Le président américain Donald Trump a évoqué un retrait progressif des opérations menées par les États-Unis contre l’Iran, affirmant que Washington s’approche de l’atteinte de ses objectifs. Dans un message publié sur sa plateforme, il a indiqué que les États-Unis envisagent de réduire progressivement leurs efforts militaires dans la région, tout en soulignant que d’autres pays devraient assurer la protection du détroit d’Ormuz. Il a ajouté que les États-Unis interviendraient en soutien si on le leur demandait, mais que cette assistance ne serait pas nécessaire une fois la menace iranienne éliminée. Cette annonce intervient alors que des renforts américains, dont des éléments des marines et des navires de débarquement, sont envoyés dans la zone, avec un déploiement attendu d’environ 2 500 soldats.
Le retrait progressif et ses limites
En affirmant que « nous nous rapprochons beaucoup de l’accomplissement de nos objectifs », le chef de l’exécutif américain a posé les contours d’un possible retrait progressif qui dépendrait de l’évolution du risque posé par l’Iran. Concrètement, Trump a demandé aux pays riverains utilisant le détroit d’Ormuz d’en assurer la surveillance et la protection, estimant que les États-Unis ne devraient pas maintenir indéfiniment ce rôle. Il a toutefois précisé que Washington resterait prêt à apporter un appui ponctuel si ces pays le sollicitaient.
Parallèlement aux déclarations, le projet de retrait s’inscrit dans un contexte militaire incertain: des mouvements de troupes et d’équipements laissent planer des questions sur les intentions à court terme et sur l’échelle réelle d’un retrait futur.
Vers un volet diplomatique
Selon des informations relayées par la presse américaine, des responsables, dont l’émissaire américain Steve Witkoff et Jared Kushner, seraient engagés dans des discussions préliminaires sur une issue diplomatique. Ces échanges exploreraient des pistes de négociation parallèlement aux opérations militaires.

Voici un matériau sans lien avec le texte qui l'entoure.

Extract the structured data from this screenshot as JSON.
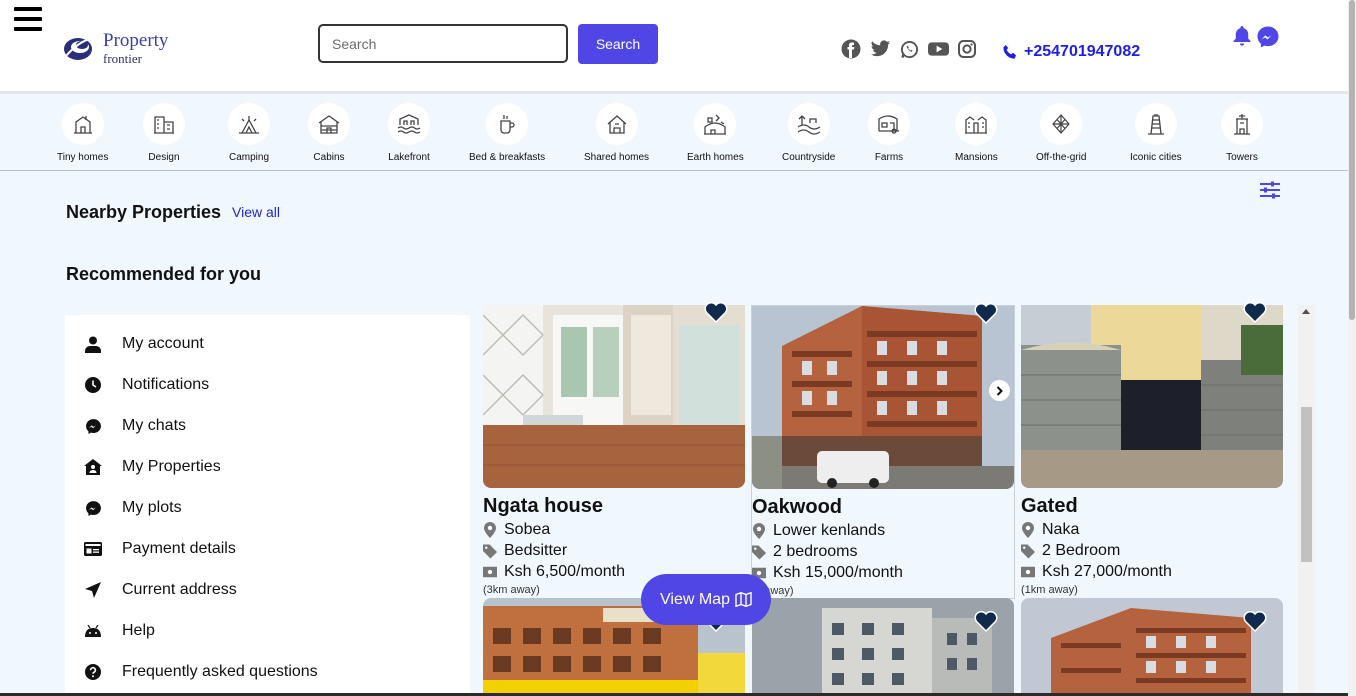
{
  "header": {
    "logo": {
      "line1": "Property",
      "line2": "frontier"
    },
    "search": {
      "placeholder": "Search",
      "button_label": "Search"
    },
    "socials": [
      "facebook-icon",
      "twitter-icon",
      "whatsapp-icon",
      "youtube-icon",
      "instagram-icon"
    ],
    "phone": "+254701947082",
    "accent_color": "#4f46e5"
  },
  "categories": [
    {
      "label": "Tiny homes",
      "icon": "tiny-home-icon"
    },
    {
      "label": "Design",
      "icon": "design-icon"
    },
    {
      "label": "Camping",
      "icon": "camping-icon"
    },
    {
      "label": "Cabins",
      "icon": "cabin-icon"
    },
    {
      "label": "Lakefront",
      "icon": "lakefront-icon"
    },
    {
      "label": "Bed & breakfasts",
      "icon": "bed-breakfast-icon"
    },
    {
      "label": "Shared homes",
      "icon": "shared-home-icon"
    },
    {
      "label": "Earth homes",
      "icon": "earth-home-icon"
    },
    {
      "label": "Countryside",
      "icon": "countryside-icon"
    },
    {
      "label": "Farms",
      "icon": "farm-icon"
    },
    {
      "label": "Mansions",
      "icon": "mansion-icon"
    },
    {
      "label": "Off-the-grid",
      "icon": "off-grid-icon"
    },
    {
      "label": "Iconic cities",
      "icon": "iconic-city-icon"
    },
    {
      "label": "Towers",
      "icon": "tower-icon"
    }
  ],
  "sections": {
    "nearby_title": "Nearby Properties",
    "view_all": "View all",
    "recommended_title": "Recommended for you"
  },
  "menu": [
    {
      "label": "My account",
      "icon": "user-icon"
    },
    {
      "label": "Notifications",
      "icon": "clock-icon"
    },
    {
      "label": "My chats",
      "icon": "messenger-icon"
    },
    {
      "label": "My Properties",
      "icon": "house-user-icon"
    },
    {
      "label": "My plots",
      "icon": "messenger-icon"
    },
    {
      "label": "Payment details",
      "icon": "card-icon"
    },
    {
      "label": "Current address",
      "icon": "location-arrow-icon"
    },
    {
      "label": "Help",
      "icon": "android-icon"
    },
    {
      "label": "Frequently asked questions",
      "icon": "question-circle-icon"
    }
  ],
  "properties": [
    {
      "name": "Ngata house",
      "location": "Sobea",
      "type": "Bedsitter",
      "price": "Ksh 6,500/month",
      "distance": "(3km away)"
    },
    {
      "name": "Oakwood",
      "location": "Lower kenlands",
      "type": "2 bedrooms",
      "price": "Ksh 15,000/month",
      "distance": "m away)"
    },
    {
      "name": "Gated",
      "location": "Naka",
      "type": "2 Bedroom",
      "price": "Ksh 27,000/month",
      "distance": "(1km away)"
    }
  ],
  "view_map": "View Map"
}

Les demandes attribuées à Téhéran incluent notamment un cessez-le-feu, des garanties contre une reprise des hostilités et des compensations — propositions qui pourraient prendre la forme d’une restitution d’avoirs gelés, selon des sources américaines. En contrepartie, Washington chercherait à obtenir des engagements iraniens sur plusieurs points sensibles.
- Un arrêt du programme de missiles balistiques pour une période d’environ cinq ans.
- L’arrêt de l’enrichissement d’uranium et la démantèlement de certaines installations clés.
- La mise en place d’une surveillance internationale stricte des centrifugeuses et des sites nucléaires.
Un responsable américain cité a estimé que les actions menées avaient permis de « contenir » l’Iran et a manifesté l’espoir que Téhéran accepte de venir à la table des négociations.
La rhétorique et la posture iraniennes
Le nouveau guide suprême, cheikh Mojtaba Khamenei, a profité des célébrations de l’Aïd et du Norouz pour lancer un message de défi, affirmant que les Iraniens avaient porté un « coup embarrassant » à l’ennemi. Selon la communication officielle, il a salué l’unité et la résistance du pays face aux attaques.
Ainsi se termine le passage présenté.